Dass die Werke der Autorenfilmerlegende Ruhe ausstrahlen, ist keine Neuigkeit, sondern einfach permanenter Bestandteil des Jarmusch-Paradigmas. Neu ist der Vorwurf, die Ruhe werde bis zur Selbstzweckhaftigkeit ausgeschlachtet. Dabei greift es wesentlich zu kurz, "The Limits Of Control" als bloße Überspannung des Prinzips der Ruhe zu betrachten; keineswegs ist der auf die Spitze getriebene Stillstand sein wesentliches Merkmal. Ertrank nicht "Broken Flowers" schon im Close Up auf Bill Murrays geschichtenreiches Gesicht, kostete nicht er schon das lidlose Auge der Kamera bis aufs Äußerste aus? Doch "Broken Flowers" hatte einen Weg, ein Ziel und zahlreiche Durchgangsstationen; "The Limits of Control" hat nichts davon. Anfangs täuscht er ein Ziel vor, den Auftrag eines Mannes nämlich, der in der Eröffnungsszene instruiert wird. Nur spielt dieser Auftrag schließlich keine Rolle mehr und der zum Hauptdarsteller avancierte hauptberufliche Nebendarsteller Isaach de Bankolé steht alleine da, verbunden mit der Welt und dem Zuschauer bloß durch ein paar Streichholzschachteln, in denen Anweisungen stecken, und Beobachtungen von der Welt. Oder von ihren Mustern vielmehr, die sich auffallend wiederholen.

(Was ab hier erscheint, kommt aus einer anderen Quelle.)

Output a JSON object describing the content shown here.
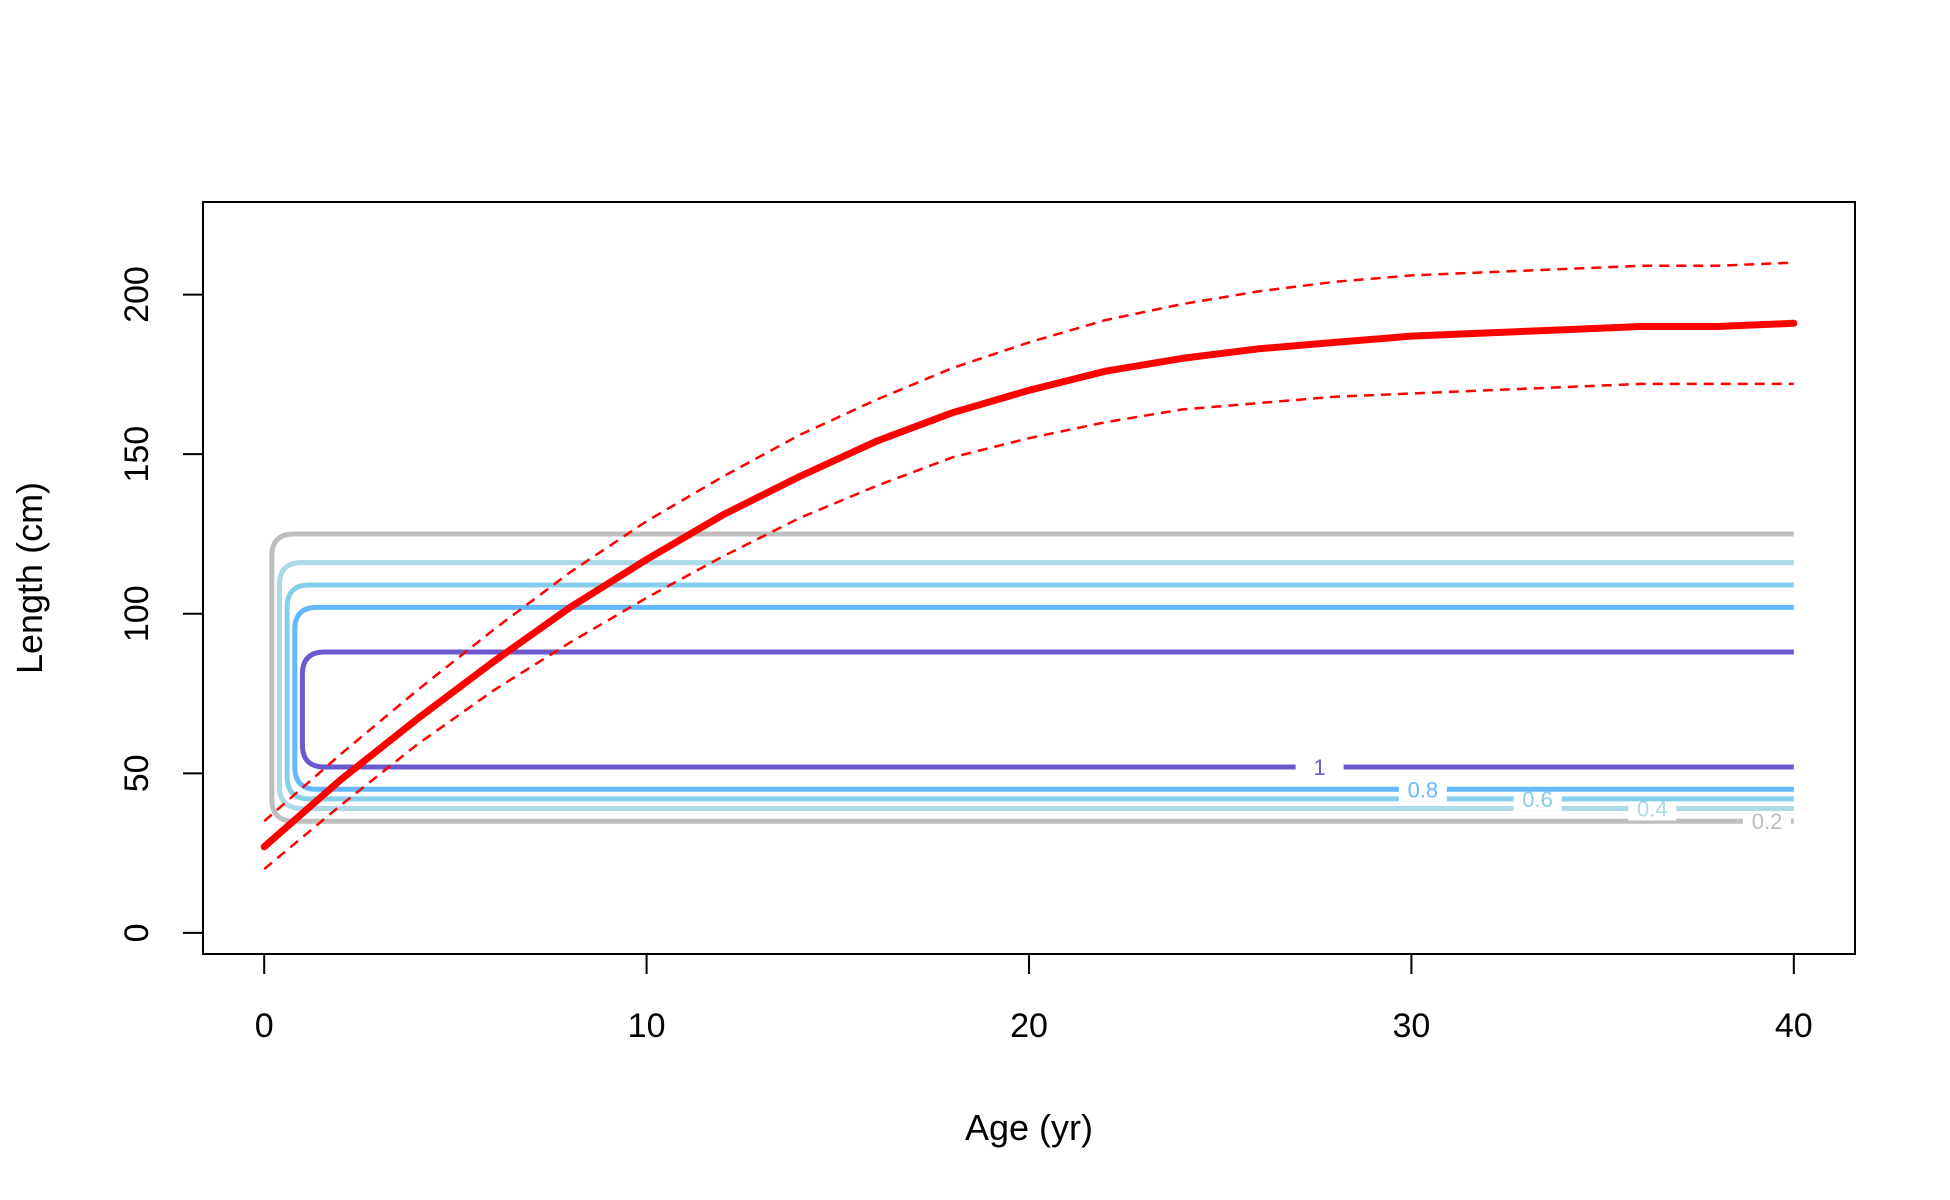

Jarmusch spielt neuerdings noch lieber als bisher mit Querbezügen und schicksalhaften Vorfällen. Eine Nackte lässt er einen durchsichtigen Regenmantel tragen, der sich später in einem durchsichtigen Regenschirm reflektiert; zwei Tassen Espresso bestellt der Fremde, nicht einen doppelten, nein zwei einzelne Tassen, die ihr Antlitz im jeweils anderen wiederentdecken. Sie ergänzen sich, bilden Anfang und Ende eines Ganzen. Jede Kontaktperson des Beauftragten fragt ihn, ob er Spanisch spricht; jede auch hält einen kurzen Monolog über einen Teilbereich aus der Kunst – sei es die Musik, der Film, die Malerei. Indes die Städte wechseln, ändern die Menschen sich nicht: überall die gleichen Fragen, die gleichen Verhaltensweisen. Erkennt der Kellner seinen Gast beim x-ten Besuch dann mal und kommt gar nicht mehr an den Tisch, sondern formt lächelnd die Hand zu einer "2", um in der Küche zu verschwinden und zwei Tassen Espresso zu bestellen, so ist das schon die höchste aller Entwicklungen. Stets flattern Hubschrauber am Himmel, mag sich der Boden unter ihnen auch vollständig geändert haben. Und Züge verbinden endgültig alles miteinander.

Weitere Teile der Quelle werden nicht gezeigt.